Kosher wine is getting better and better every year. Our job of selecting kosher wines is made a little easier because like last year, Cindy Altberger arranged it so we could tasted a bunch of new wines with a group of parishioners from The United Synagogue of Hoboken. Thanks Cindy and all of you who helped us to make a great selection of kosher wine at Cork
Wine is an important part of a Seder meal during the celebration of Passover signifying the liberation of the Israelites from Egyptian slavery. Four cups of wine are poured and drunk in accordance with four promises made by god found in Exodus, "I will take you out Egypt,” "I will save you from Egyptian slavery”, “I will redeem you with my power”, "I will take you as my people”.
This wine will go with just about anything and it was a popular choice during the tasting
PSAGOT Rose’ 2016
This is a wine that comes from vineyards are planted on ancient limestone terraces at an altitude of 900 meters above sea level in the northern hills of Jerusalem. Made from a blend of 49% Merlot, 36% Petite Sirah, and 15% Shiraz. This wine has a beautiful blood orange, tinted pink color with inviting aromas of melon, wild strawberry, and soft notes of limestone.
Medium /light in body this wine has a clean bright attack with layered flavors of tart golden apple, and undertones of strawberry and rhubarb with subtle minerality that leads you to a lingering crisp finish. We are going to sell this wine for as long as it lasts and you will be able to find it in or kosher selection or the international the rose section all summer.

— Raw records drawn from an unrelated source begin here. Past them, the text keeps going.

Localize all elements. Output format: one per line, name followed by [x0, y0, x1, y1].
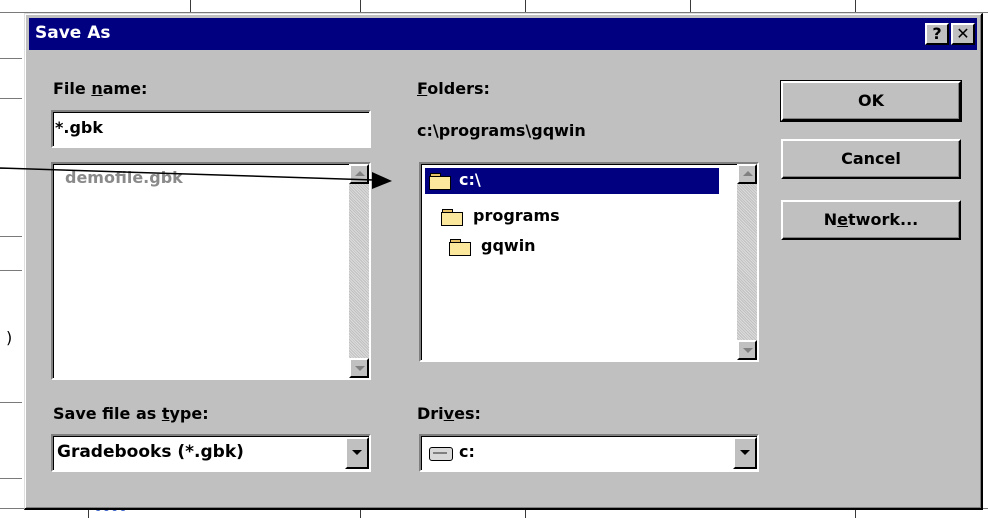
close-icon: ✕ [956, 24, 970, 43]
arrow-up-icon [743, 171, 753, 176]
folder-item-gqwin[interactable]: gqwin [449, 234, 649, 260]
bg-tick [525, 0, 526, 12]
save-as-dialog: Save As ? ✕ File name: *.gbk demofile.gb… [24, 13, 983, 510]
file-list-item[interactable]: demofile.gbk [65, 168, 183, 187]
current-path: c:\programs\gqwin [417, 121, 586, 140]
folders-label: Folders: [417, 79, 490, 98]
folder-item-root[interactable]: c:\ [425, 168, 719, 194]
scroll-down-button[interactable] [349, 358, 369, 378]
bg-row-mark [0, 58, 22, 59]
drives-select[interactable]: c: [419, 434, 759, 472]
network-button[interactable]: Network... [781, 200, 961, 240]
folder-item-label: gqwin [481, 236, 536, 255]
bg-row-mark [0, 402, 22, 403]
scroll-down-button[interactable] [737, 340, 757, 360]
bg-tick [360, 0, 361, 12]
title-bar[interactable]: Save As ? ✕ [29, 18, 977, 50]
scroll-up-button[interactable] [349, 164, 369, 184]
dialog-title: Save As [35, 23, 111, 43]
file-list-scrollbar[interactable] [349, 164, 369, 378]
save-type-select[interactable]: Gradebooks (*.gbk) [51, 434, 371, 472]
save-type-value: Gradebooks (*.gbk) [57, 442, 244, 462]
ok-button[interactable]: OK [780, 80, 962, 122]
chevron-down-icon [352, 450, 362, 455]
help-icon: ? [932, 24, 942, 43]
bg-row-mark [0, 98, 22, 99]
open-folder-icon [429, 173, 451, 190]
save-type-label: Save file as type: [53, 404, 209, 423]
bg-tick [690, 0, 691, 12]
scroll-up-button[interactable] [737, 164, 757, 184]
arrow-down-icon [355, 366, 365, 371]
folder-item-label: c:\ [459, 170, 481, 189]
folder-item-label: programs [473, 206, 560, 225]
bg-edge-char: ) [6, 328, 13, 347]
cancel-button[interactable]: Cancel [781, 139, 961, 179]
bg-row-mark [0, 168, 22, 169]
file-name-input[interactable]: *.gbk [51, 110, 371, 148]
bg-row-mark [0, 236, 22, 237]
file-name-label: File name: [53, 79, 148, 98]
arrow-down-icon [743, 348, 753, 353]
drives-label: Drives: [417, 404, 481, 423]
folder-item-programs[interactable]: programs [441, 204, 641, 230]
open-folder-icon [441, 209, 463, 226]
chevron-down-icon [740, 450, 750, 455]
bg-row-mark [0, 270, 22, 271]
hard-drive-icon [429, 447, 453, 461]
bg-row-mark [0, 478, 22, 479]
bg-tick [855, 0, 856, 12]
close-button[interactable]: ✕ [951, 23, 975, 45]
folder-tree-scrollbar[interactable] [737, 164, 757, 360]
file-name-value: *.gbk [55, 118, 103, 137]
drives-value: c: [459, 442, 475, 461]
bg-tick [190, 0, 191, 12]
folder-tree[interactable]: c:\ programs gqwin [419, 162, 759, 362]
arrow-up-icon [355, 171, 365, 176]
dropdown-button[interactable] [733, 437, 757, 469]
help-button[interactable]: ? [925, 23, 949, 45]
file-list[interactable]: demofile.gbk [51, 162, 371, 380]
dropdown-button[interactable] [345, 437, 369, 469]
open-folder-icon [449, 239, 471, 256]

Beet and Horseradish Cured Salmon
What you will need:
6 ounces horseradish, grated fresh, or prepared, well drained
1 salmon fillet, about 3 pounds, skin on
1 pound red beets, raw, peeled and grated, juice included
1 large bunch fresh dill, roughly chopped
½ cup plus 2 tablespoons granulated sugar
1 cup plus 2 tablespoons kosher salt (See note.)
¼ cup cracked black pepper.
How to prepare it:
If using fresh horseradish, peel, cut into chunks and process in a food processor, using the steel blade. Do not grate it by hand; the fumes will be overpowering. Drape the food processor with a damp towel and carefully crack the lid, under the towel, to absorb the fumes.
Remove pin bones from salmon and set aside. In a large stainless steel or glass bowl, combine horseradish and remaining ingredients, wearing gloves to avoid turning your hands purple. Choose a nonreactive pan that is just large enough to hold the salmon fillet or line a pan with plastic wrap. Drizzle a little of the beet mixture on pan and place the salmon, skin-side down, on top. Cover the flesh with remaining beet mixture, making it thinner on tail and belly section and thicker everywhere else. Cover with plastic wrap, place another pan on top, and weight with cans. Cure in refrigerator for 3 days. Gently scrape off beet mixture and discard. Cut salmon in thin slices and serve. Whole fillet, well wrapped in plastic, will last 1 week refrigerated.
(Note) Kosher salts are made through different processes, and as a result differ in weight. The kosher salt tested was Diamond Crystal; Morton weighs almost twice as much, so use less, about 2/3 cup.